Я как раз, читая завещание Гитлера, дошел до состава этого нового правительства…
- Что еще может сказать Кребс? - спросил Жуков. Передаю вопрос Кребсу. Тот пожимает плечами. Тогда я пояснил ему, что мы можем вести переговоры только о полной капитуляции Германии перед союзниками по антигитлеровской коалиции: СССР, США и Англией. В этом вопросе мы едины.
- Для того чтобы иметь возможность обсудить ваши требования, я прошу о временном прекращении военных действий и о помощи новому правительству собраться здесь, в Берлине… Мы просим признать новое правительство Германии до полной капитуляции, связаться с ним и дать ему возможность войти в сношение с вашим правительством. От этого выгадаете только вы.

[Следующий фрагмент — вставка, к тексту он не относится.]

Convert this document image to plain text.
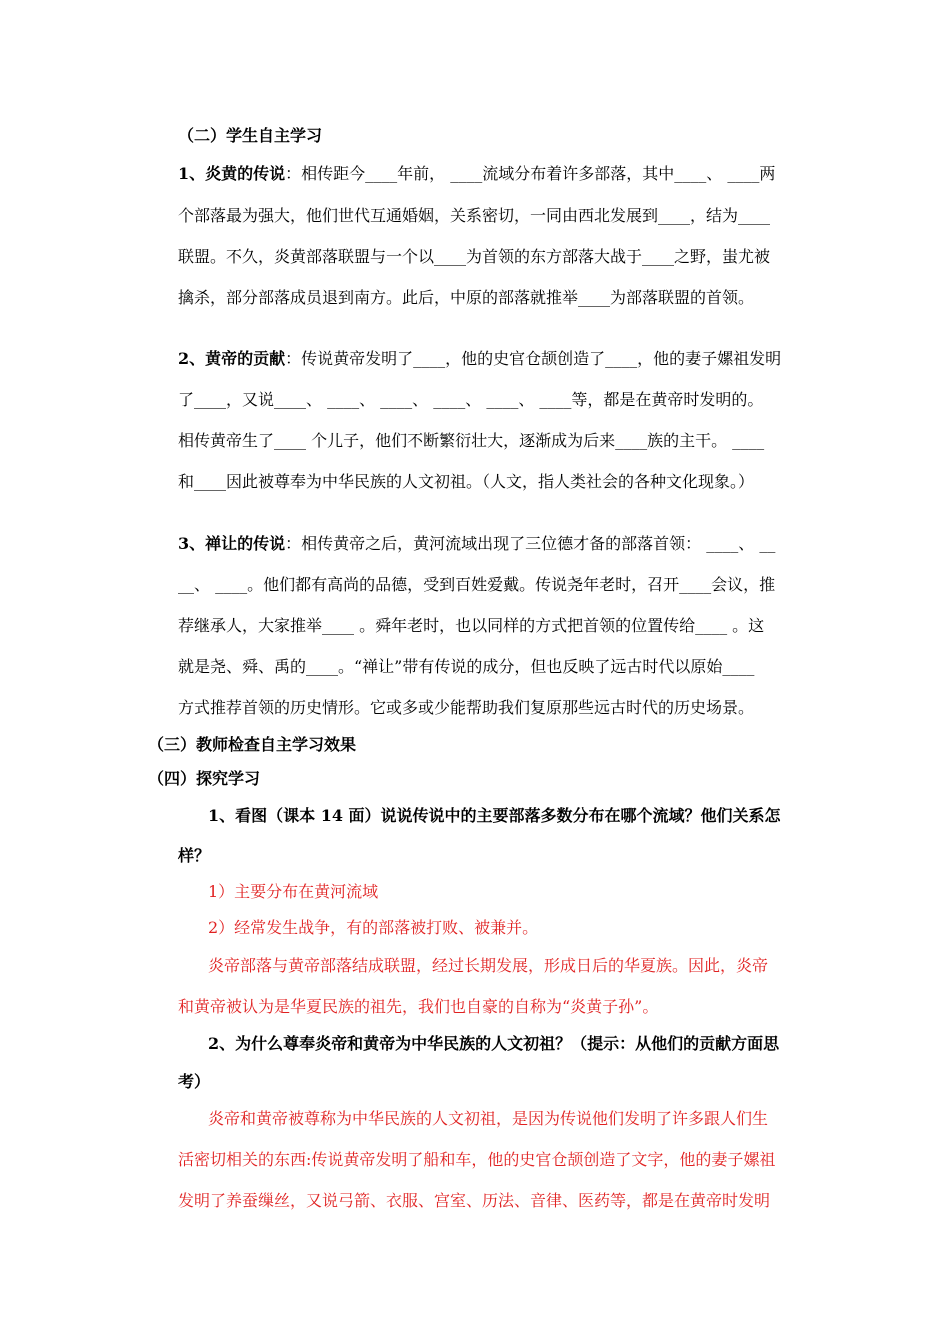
（二）学生自主学习
1、炎黄的传说：相传距今____年前， ____流域分布着许多部落，其中____、 ____两
个部落最为强大，他们世代互通婚姻，关系密切，一同由西北发展到____，结为____
联盟。不久，炎黄部落联盟与一个以____为首领的东方部落大战于____之野，蚩尤被
擒杀，部分部落成员退到南方。此后，中原的部落就推举____为部落联盟的首领。
2、黄帝的贡献：传说黄帝发明了____，他的史官仓颉创造了____，他的妻子嫘祖发明
了____，又说____、 ____、 ____、 ____、 ____、 ____等，都是在黄帝时发明的。
相传黄帝生了____ 个儿子，他们不断繁衍壮大，逐渐成为后来____族的主干。 ____
和____因此被尊奉为中华民族的人文初祖。（人文，指人类社会的各种文化现象。）
3、禅让的传说：相传黄帝之后，黄河流域出现了三位德才备的部落首领： ____、 __
__、 ____。他们都有高尚的品德，受到百姓爱戴。传说尧年老时，召开____会议，推
荐继承人，大家推举____ 。舜年老时，也以同样的方式把首领的位置传给____ 。这
就是尧、舜、禹的____。“禅让”带有传说的成分，但也反映了远古时代以原始____
方式推荐首领的历史情形。它或多或少能帮助我们复原那些远古时代的历史场景。
（三）教师检查自主学习效果
（四）探究学习
1、看图（课本 14 面）说说传说中的主要部落多数分布在哪个流域？他们关系怎
样？
1）主要分布在黄河流域
2）经常发生战争，有的部落被打败、被兼并。
炎帝部落与黄帝部落结成联盟，经过长期发展，形成日后的华夏族。因此，炎帝
和黄帝被认为是华夏民族的祖先，我们也自豪的自称为“炎黄子孙”。
2、为什么尊奉炎帝和黄帝为中华民族的人文初祖？（提示：从他们的贡献方面思
考）
炎帝和黄帝被尊称为中华民族的人文初祖，是因为传说他们发明了许多跟人们生
活密切相关的东西:传说黄帝发明了船和车，他的史官仓颉创造了文字，他的妻子嫘祖
发明了养蚕缫丝，又说弓箭、衣服、宫室、历法、音律、医药等，都是在黄帝时发明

Повторив, что у нас одно условие - общая капитуляция, я вышел в соседнюю комнату позвонить командующему фронтом.
В докладе маршалу Жукову я изложил свои соображения… Маршал задал несколько вопросов, сказал, что он сейчас доложит обо всем в Москву, и приказал мне продолжать переговоры и добиться от Кребса согласия на общую капитуляцию».
Жуков рассказывал: «Ввиду важности сообщения я немедленно направил моего заместителя генерал-полковника В.Д. Соколовского на командный пункт В.И. Чуйкова для переговоров с немецким генералом. В.Д. Соколовский должен был потребовать от Кребса безоговорочной капитуляции фашистской Германии.

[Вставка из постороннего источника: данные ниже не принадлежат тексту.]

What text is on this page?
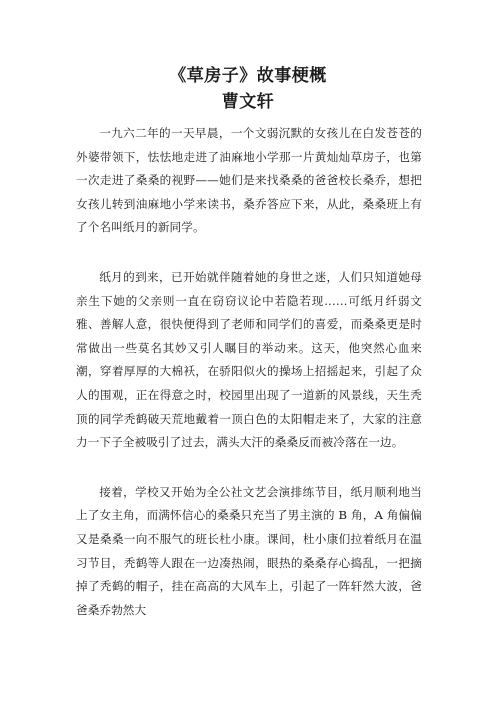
《草房子》故事梗概
曹文轩

一九六二年的一天早晨，一个文弱沉默的女孩儿在白发苍苍的外婆带领下，怯怯地走进了油麻地小学那一片黄灿灿草房子，也第一次走进了桑桑的视野——她们是来找桑桑的爸爸校长桑乔，想把女孩儿转到油麻地小学来读书，桑乔答应下来，从此，桑桑班上有了个名叫纸月的新同学。

纸月的到来，已开始就伴随着她的身世之迷，人们只知道她母亲生下她的父亲则一直在窃窃议论中若隐若现……可纸月纤弱文雅、善解人意，很快便得到了老师和同学们的喜爱，而桑桑更是时常做出一些莫名其妙又引人瞩目的举动来。这天，他突然心血来潮，穿着厚厚的大棉袄，在骄阳似火的操场上招摇起来，引起了众人的围观，正在得意之时，校园里出现了一道新的风景线，天生秃顶的同学秃鹤破天荒地戴着一顶白色的太阳帽走来了，大家的注意力一下子全被吸引了过去，满头大汗的桑桑反而被冷落在一边。

接着，学校又开始为全公社文艺会演排练节目，纸月顺利地当上了女主角，而满怀信心的桑桑只充当了男主演的 B 角，A 角偏偏又是桑桑一向不服气的班长杜小康。课间，杜小康们拉着纸月在温习节目，秃鹤等人跟在一边凑热闹，眼热的桑桑存心捣乱，一把摘掉了秃鹤的帽子，挂在高高的大风车上，引起了一阵轩然大波，爸爸桑乔勃然大
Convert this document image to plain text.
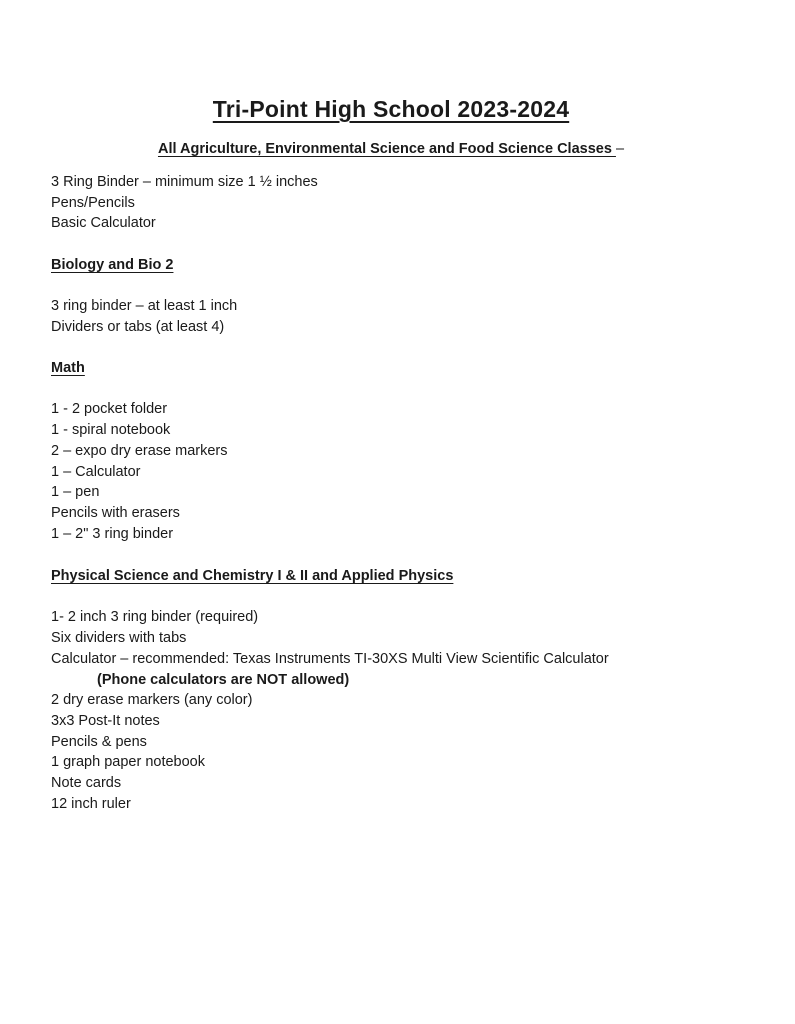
Tri-Point High School 2023-2024

All Agriculture, Environmental Science and Food Science Classes –

3 Ring Binder – minimum size 1 ½ inches
Pens/Pencils
Basic Calculator
Biology and Bio 2
3 ring binder – at least 1 inch
Dividers or tabs (at least 4)
Math
1 - 2 pocket folder
1 - spiral notebook
2 – expo dry erase markers
1 – Calculator
1 – pen
Pencils with erasers
1 – 2" 3 ring binder
Physical Science and Chemistry I & II and Applied Physics
1- 2 inch 3 ring binder (required)
Six dividers with tabs
Calculator – recommended: Texas Instruments TI-30XS Multi View Scientific Calculator
(Phone calculators are NOT allowed)
2 dry erase markers (any color)
3x3 Post-It notes
Pencils & pens
1 graph paper notebook
Note cards
12 inch ruler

Тут же соединившись с Москвой, я позвонил И.В. Сталину. Он был на даче. К телефону подошел начальник управления охраны генерал Власик, который сказал:
- Товарищ Сталин только что лег спать.
- Прошу разбудить его. Дело срочное и до утра ждать не может.
Очень скоро И.В. Сталин подошел к телефону. Я доложил о самоубийстве Гитлера, о появлении Кребса и решении поручить переговоры с ним генералу В.Д. Соколовскому и просил его указаний.
И.В. Сталин ответил:
- Доигрался подлец! Жаль, что не удалось взять его живым. Где труп Гитлера?
- По сообщению генерала Кребса, труп Гитлера сожжен на костре.
- Передайте Соколовскому, - сказал Верховный, - никаких переговоров, кроме безоговорочной капитуляции, ни с Кребсом, ни с другими гитлеровцами не вести. Если ничего не будет чрезвычайного, не звоните до утра, хочу немного отдохнуть перед парадом».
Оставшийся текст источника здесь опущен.